Vers 11 et 12 ironiques. En effet, Éluard imite ici le discours des oppresseurs, qui interdisent
aux « faibles » de posséder et les persuadent qu’ils sont nés pour être dominés : « Ne
prenez rien […] / Vos mains sont faites pour vos poches et vos fronts. » Aussi ces vers
demandent-ils à être relus. L’interdiction (« Ne prenez rien ») peut être réinterprétée comme
une exhortation à « prendre », verbe que la métaphore de l’incendie invite à comprendre
dans le sens de passer à l’action. De même, si le vers 12 énonce, sur un ton neutre, le
constat de la passivité essentielle de l’homme (« Vos mains sont faites pour vos poches et
vos fronts »), il fonctionne comme une antiphrase provocante pour inciter ses destinataires à
réagir.
La mention de l’aveugle au vers 6 donne un ton comique à la formule détournée qui combine
« il fait un temps à ne pas mettre un chien dehors » et « il fait une nuit noire ». Double cécité
de l'humanité qui, aveugle, semble chercher sa route dans la « nuit noire » (= pléonasme) =>
formules hyperboliques, comble. On peut aussi voir dans cet aveugle l’aède Homère et à
travers lui le symbole du poète (Le poème « Le sourd et l’aveugle » p.54 associait déjà le
poète à l’aveugle… le sourd étant le peintre). La formule détournée sonne ironiquement
ainsi : il faut mettre les aveugles, c’est-à-dire les poètes dehors pour qu’ils disent les vérités
aux hommes, pour qu’il leur ouvre les yeux. Autre interprétation : c’est l’humanité qui est
aveugle et qui ne se rend pas compte de l’exploitation qu’elle subit. D'ailleurs, cette humanité
est aussi muette (« muets » v.10). Les « injures » qui « pourrissent » inutilement dans les
« bouches », c'est-à-dire qu'elles ne sont pas prononcées, extériorisées, reçoivent justement
le relais/relai (orthographe moderne) du poète qui sait formuler les choses.

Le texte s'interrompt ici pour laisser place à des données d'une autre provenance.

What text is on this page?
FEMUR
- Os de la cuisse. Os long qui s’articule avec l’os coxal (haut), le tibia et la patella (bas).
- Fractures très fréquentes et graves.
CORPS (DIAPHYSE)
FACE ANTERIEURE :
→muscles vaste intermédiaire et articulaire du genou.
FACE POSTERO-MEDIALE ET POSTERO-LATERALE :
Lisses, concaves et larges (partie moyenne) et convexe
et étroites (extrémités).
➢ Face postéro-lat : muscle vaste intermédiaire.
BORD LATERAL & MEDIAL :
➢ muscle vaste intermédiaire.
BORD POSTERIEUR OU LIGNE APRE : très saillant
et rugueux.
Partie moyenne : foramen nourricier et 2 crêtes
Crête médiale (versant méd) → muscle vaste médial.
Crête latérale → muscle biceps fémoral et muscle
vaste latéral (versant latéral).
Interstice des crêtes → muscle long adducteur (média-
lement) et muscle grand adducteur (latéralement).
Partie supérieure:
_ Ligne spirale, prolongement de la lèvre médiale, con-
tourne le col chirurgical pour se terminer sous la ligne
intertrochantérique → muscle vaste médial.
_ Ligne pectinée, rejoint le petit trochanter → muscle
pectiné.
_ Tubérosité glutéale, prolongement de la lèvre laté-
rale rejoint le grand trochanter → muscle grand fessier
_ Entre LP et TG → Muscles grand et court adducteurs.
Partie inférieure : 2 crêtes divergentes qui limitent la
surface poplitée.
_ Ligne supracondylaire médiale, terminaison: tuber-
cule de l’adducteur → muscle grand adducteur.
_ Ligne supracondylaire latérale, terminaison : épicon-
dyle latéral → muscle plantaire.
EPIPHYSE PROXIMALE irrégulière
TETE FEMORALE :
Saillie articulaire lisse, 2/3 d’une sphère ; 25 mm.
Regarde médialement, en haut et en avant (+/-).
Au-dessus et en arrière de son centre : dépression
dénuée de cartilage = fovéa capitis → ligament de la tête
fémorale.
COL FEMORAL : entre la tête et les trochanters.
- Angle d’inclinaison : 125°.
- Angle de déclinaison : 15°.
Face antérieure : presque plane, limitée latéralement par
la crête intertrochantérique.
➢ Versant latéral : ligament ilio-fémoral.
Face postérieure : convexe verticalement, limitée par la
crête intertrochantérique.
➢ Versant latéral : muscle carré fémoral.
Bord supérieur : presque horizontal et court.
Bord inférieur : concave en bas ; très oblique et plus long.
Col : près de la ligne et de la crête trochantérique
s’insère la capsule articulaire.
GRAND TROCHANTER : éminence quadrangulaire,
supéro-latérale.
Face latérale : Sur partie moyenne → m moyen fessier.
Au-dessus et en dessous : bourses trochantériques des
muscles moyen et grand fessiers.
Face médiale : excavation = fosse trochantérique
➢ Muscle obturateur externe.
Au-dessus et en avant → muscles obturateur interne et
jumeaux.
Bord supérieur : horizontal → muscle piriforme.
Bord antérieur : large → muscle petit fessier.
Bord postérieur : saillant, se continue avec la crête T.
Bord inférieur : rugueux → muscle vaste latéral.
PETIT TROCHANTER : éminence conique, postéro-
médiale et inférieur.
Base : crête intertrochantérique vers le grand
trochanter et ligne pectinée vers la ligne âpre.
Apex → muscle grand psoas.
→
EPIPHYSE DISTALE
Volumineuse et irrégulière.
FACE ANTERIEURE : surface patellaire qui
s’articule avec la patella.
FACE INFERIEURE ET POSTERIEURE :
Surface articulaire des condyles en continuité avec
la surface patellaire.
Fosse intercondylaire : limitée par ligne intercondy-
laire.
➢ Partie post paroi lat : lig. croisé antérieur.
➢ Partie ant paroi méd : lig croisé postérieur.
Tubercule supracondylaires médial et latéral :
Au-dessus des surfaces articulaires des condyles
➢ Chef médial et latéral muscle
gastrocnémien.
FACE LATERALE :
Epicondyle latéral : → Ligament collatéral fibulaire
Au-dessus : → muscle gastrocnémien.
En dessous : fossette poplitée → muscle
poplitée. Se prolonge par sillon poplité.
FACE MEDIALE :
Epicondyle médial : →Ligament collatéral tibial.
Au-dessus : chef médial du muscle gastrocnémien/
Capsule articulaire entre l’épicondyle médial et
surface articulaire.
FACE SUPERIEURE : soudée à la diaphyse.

A ce propos, le deuxième quatrain est ambigu. Eluard semble par l'ambiguïté des termes et
le chiasme avec le mot « assis » (v.7-8) rétablir la vérité. Qui sont vraiment les faibles ?
Ceux qui « tiennent le pouvoir » ! Comme dans le Traité de la servitude volontaire d'Etienne
de La Boétie, le peuple représente la force et par lâcheté se laisse gouverner par un tyran.
Ici aussi, les forts sont assis donc sont dans un état de passivité. La « reine » n'est-ce pas le
peuple ? Que peut le pouvoir, c'est-à-dire le « roi », sans l'aide du peuple ? Rappelons
qu'aux échecs, l'on doit certes protéger le roi mais que la reine est la pièce la plus forte, celle
qui peut tout. Au peuple donc de se lever et de renverser celui qui est debout.

Conclusion
« Sans rancune » témoigne des réactions d’Eluard face au spectacle d’un monde où règnent
la souffrance, le malheur, l’inégalité. Plus, toutefois, que l’injustice de ce monde, le poète y
dénonce la passivité de ses contemporains, auxquels il reproche notamment leur résignation
face à l’oppression sociale. Ainsi décrit-il la lâcheté d’un peuple de « faibles », qui se soumet
sans broncher au pouvoir de quelques-uns. La tonalité polémique du texte explique peut-
être, d’ailleurs, le choix de son titre : l’expression familière « sans rancune » pourrait bien
être une manière d’excuse que le poète adresse par avance à ses lecteurs, qu’il prend
directement à partie (volonté de franchise). Mais tel est bien le rôle qui, selon Eluard,
incombe au poète : inciter les hommes à ouvrir les yeux sur leur situation, afin de se révolter.
Aussi n’est-il guère étonnant que « Sans rancune » soit le seul poème de Capitale de la
douleur qu’Eluard choisira de faire figurer en 1952, dans Poèmes pour tous, recueil militant
destiné à un public populaire.

N.B. : On n'ignorera pas pour l'oral que le plus célèbre poème d'Eluard s'appelle « Liberté »
et qu'il est tellement connu qu'il fait partie du patrimoine français. Allez le relire dans un
manuel ou sur internet éventuellement.